Last week, the Resource Revenue Transparency Working Group (Working Group) published a report entitled “Recommendations on Mandatory Disclosure of Payments from Canadian Mining Companies to Governments”, which resulted from more than a year of multi-stakeholder consultations, expert guidance, and a public comment process across Canada. The Working Group, which is comprised of Canada’s two largest mining industry groups (the Mining Association of Canada and the Prospectors and Developers Association of Canada) and two civil society transparency groups (Revenue WatchInstitute and Publish What You Pay (Canada)) had originally issued a set of draft recommendations in June 2013 for the purposes of furthering consultations with stakeholders. The draft was issued two days after Prime Minister Stephen Harper announced that Canada was adopting a G8 initiative requiring disclosure of payments by Canadian mining and oil and gas companies to foreign and domestic governments.

Key Takeaways from the Report/Recommendations

Which companies should have to disclose payments? Mining companies (i.e. companies that engage in the commercial development of minerals and make any of the prescribed payments in Canada or abroad) whose securities are publicly traded on Canadian stock exchanges should be required to report, including their subsidiaries and any other entities over which the parent company exerts (a) control directly or indirectly (in accordance with International Financial Reporting Standard (IFRS) 10), (b) joint control (as defined in IFRS 11, on a proportionate basis), or (c) significant influence (according to International Accounting Standard 28, on a proportionate basis). Requirements should also be extended to apply to foreign companies seeking to raise capital in Canadian markets. Private companies are not covered by the recommendations.

What types of payments should be covered? Disclosure on an disaggregated and cash basis should be required for the following types of payments: profit taxes, royalties, fees, production entitlements, bonuses, dividends, infrastructure payments required by law or contract (e.g. building a railway or a road), and transportation and terminal operations fees when paid to a public body.
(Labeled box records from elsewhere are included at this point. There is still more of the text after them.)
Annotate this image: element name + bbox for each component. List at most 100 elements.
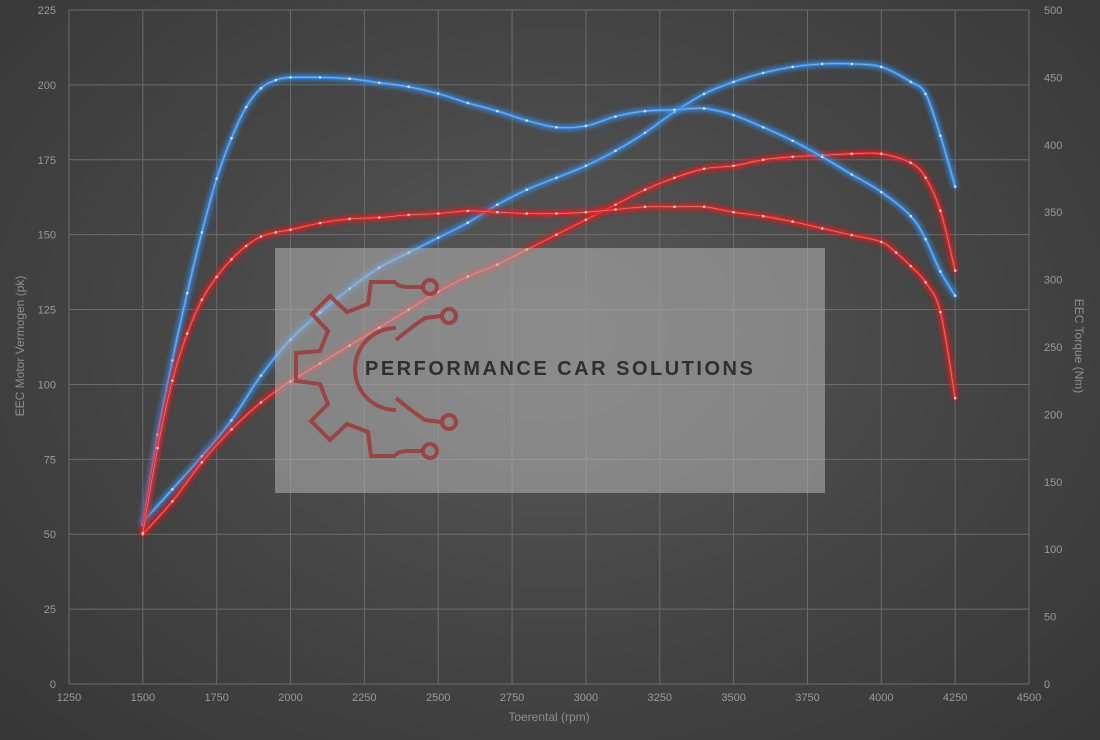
data-point (880, 190, 883, 194)
data-point (259, 401, 263, 404)
data-point (614, 208, 617, 211)
data-point (377, 216, 381, 219)
y-axis-left-title: EEC Motor Vermogen (pk) (13, 276, 27, 417)
data-point (259, 86, 263, 90)
data-point (377, 81, 381, 85)
y-axis-right-title: EEC Torque (Nm) (1072, 299, 1086, 393)
series-line (141, 75, 957, 527)
data-point (185, 291, 189, 295)
y-right-tick-label: 100 (1044, 544, 1062, 556)
data-point (702, 205, 706, 209)
data-point (289, 228, 292, 231)
data-point (200, 298, 204, 302)
data-point (614, 115, 617, 118)
data-point (894, 251, 898, 254)
data-point (732, 164, 735, 168)
series-line-highlight (142, 206, 956, 534)
data-point (820, 155, 824, 159)
data-point (348, 77, 351, 80)
series-line-highlight (142, 76, 956, 525)
data-point (643, 188, 647, 191)
data-point (732, 80, 735, 84)
x-tick-label: 1750 (204, 692, 228, 704)
data-point (909, 264, 913, 268)
data-point (939, 310, 942, 314)
y-left-tick-label: 150 (38, 230, 56, 242)
data-point (259, 374, 263, 377)
data-point (761, 158, 765, 162)
data-point (614, 203, 617, 206)
y-left-tick-label: 0 (50, 679, 56, 691)
data-point (555, 233, 558, 236)
data-point (820, 62, 824, 66)
data-point (939, 134, 942, 138)
series-2 (141, 75, 957, 527)
data-point (924, 176, 927, 180)
data-point (953, 396, 957, 400)
data-point (673, 110, 676, 114)
data-point (555, 126, 558, 129)
y-right-tick-label: 150 (1044, 477, 1062, 489)
data-point (156, 446, 159, 450)
x-tick-label: 3000 (574, 692, 598, 704)
y-left-tick-label: 50 (44, 529, 56, 541)
data-point (791, 65, 794, 69)
data-point (230, 258, 233, 261)
y-right-tick-label: 0 (1044, 679, 1050, 691)
x-tick-label: 3750 (795, 692, 819, 704)
data-point (156, 433, 159, 436)
y-left-tick-label: 100 (38, 379, 56, 391)
data-point (555, 212, 558, 215)
x-tick-label: 2000 (278, 692, 302, 704)
data-point (909, 80, 913, 84)
data-point (230, 419, 233, 422)
y-left-tick-label: 175 (38, 155, 56, 167)
data-point (525, 119, 529, 122)
y-right-tick-label: 50 (1044, 612, 1056, 624)
x-tick-label: 2500 (426, 692, 450, 704)
data-point (555, 176, 558, 180)
data-point (200, 455, 204, 458)
data-point (702, 107, 706, 110)
data-point (496, 210, 499, 214)
x-tick-label: 3250 (648, 692, 672, 704)
data-point (880, 240, 883, 244)
data-point (850, 233, 854, 237)
y-left-tick-label: 200 (38, 80, 56, 92)
data-point (436, 236, 440, 239)
data-point (584, 218, 588, 221)
data-point (953, 185, 957, 188)
data-point (200, 461, 204, 464)
data-point (953, 269, 957, 272)
data-point (230, 136, 233, 140)
data-point (909, 214, 913, 218)
data-point (244, 105, 248, 109)
data-point (230, 428, 233, 431)
data-point (939, 270, 942, 273)
y-right-tick-label: 250 (1044, 342, 1062, 354)
x-tick-label: 4500 (1017, 692, 1041, 704)
watermark: PERFORMANCE CAR SOLUTIONS (275, 248, 825, 493)
data-point (850, 62, 854, 66)
y-right-tick-label: 350 (1044, 207, 1062, 219)
series-3 (141, 205, 957, 535)
y-left-tick-label: 225 (38, 5, 56, 17)
data-point (643, 131, 647, 135)
y-right-tick-label: 450 (1044, 72, 1062, 84)
data-point (318, 76, 322, 79)
data-point (274, 231, 278, 234)
data-point (761, 71, 765, 75)
data-point (185, 332, 189, 335)
data-point (880, 152, 883, 156)
data-point (643, 205, 647, 209)
y-left-tick-label: 125 (38, 305, 56, 317)
x-tick-label: 1500 (131, 692, 155, 704)
data-point (614, 149, 617, 153)
watermark-text: PERFORMANCE CAR SOLUTIONS (365, 358, 755, 380)
data-point (289, 76, 292, 79)
x-tick-label: 3500 (721, 692, 745, 704)
data-point (407, 213, 411, 217)
data-point (466, 221, 470, 224)
data-point (820, 227, 824, 230)
data-point (584, 164, 588, 168)
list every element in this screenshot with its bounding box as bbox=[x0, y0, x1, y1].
Payments should be reported on a project-by-project basis, with legal agreements (e.g. contracts, licenses, leases, concessions, etc.) that give rise to the payment liabilities serving as the basis for determining a “project” rather than using materiality, reporting units, country activity or geology.

What are the reporting thresholds? There should be two thresholds – one for issuers listed on the TSX ($100,000), which is aligned with the regimes in the U.S. and EU, and a second lower threshold for venture issuers ($10,000).

What is the form and format of the disclosure? A disclosure framework should be implemented through provincial securities regulations in Canada. Payment disclosure should be filed in a separate form on an annual basis (in line with the fiscal year of reporting company) and made available to the public on SEDAR. Disclosure should include the total amounts of payments (made by category), currency used, financial period, business segment, identity of the government, and project to which the payments relate.

What verification and audit requirements should apply? The verification standard should be in line with existing securities safeguards and requirements.

What penalties should apply for failure to report or reporting inaccurate information? Penalties should be consistent with the current enforcement regime of provincial securities disclosure requirements and proportionate to the violation and its impact.

What exemptions are provided? No exemptions from the reporting recommended should be provided as it would run counter to the spirit of improving transparency.

Next Steps Going Forward

The Canadian federal government (led by Natural Resources Canada) is consulting with the provinces and territories, First Nations and aboriginal groups, and industry and civil-society organizations in developing a framework and setting up a new reporting regime for both mining and oil companies.

The recommendations published by the Working Group are expected to provide a blueprint for a payment reporting framework for publicly-traded mining companies in Canada and aim to bring Canada in line with measures being adopted by the EU and U.S. (which, as discussed in our earlier article, had suffered a setback last year due to a legal challenge, forcing the U.S. Securities and Exchange Commission to reconsider its rules). The Working Group recommends that Canadian disclosure requirements need to include explicit recognition and acceptance of equivalent foreign reporting regimes and that “mandatory disclosure requirements be implemented in an expeditious manner, while providing reporting companies with the appropriate time to adjust their accounting and reporting systems to comply with new disclosure regulations”.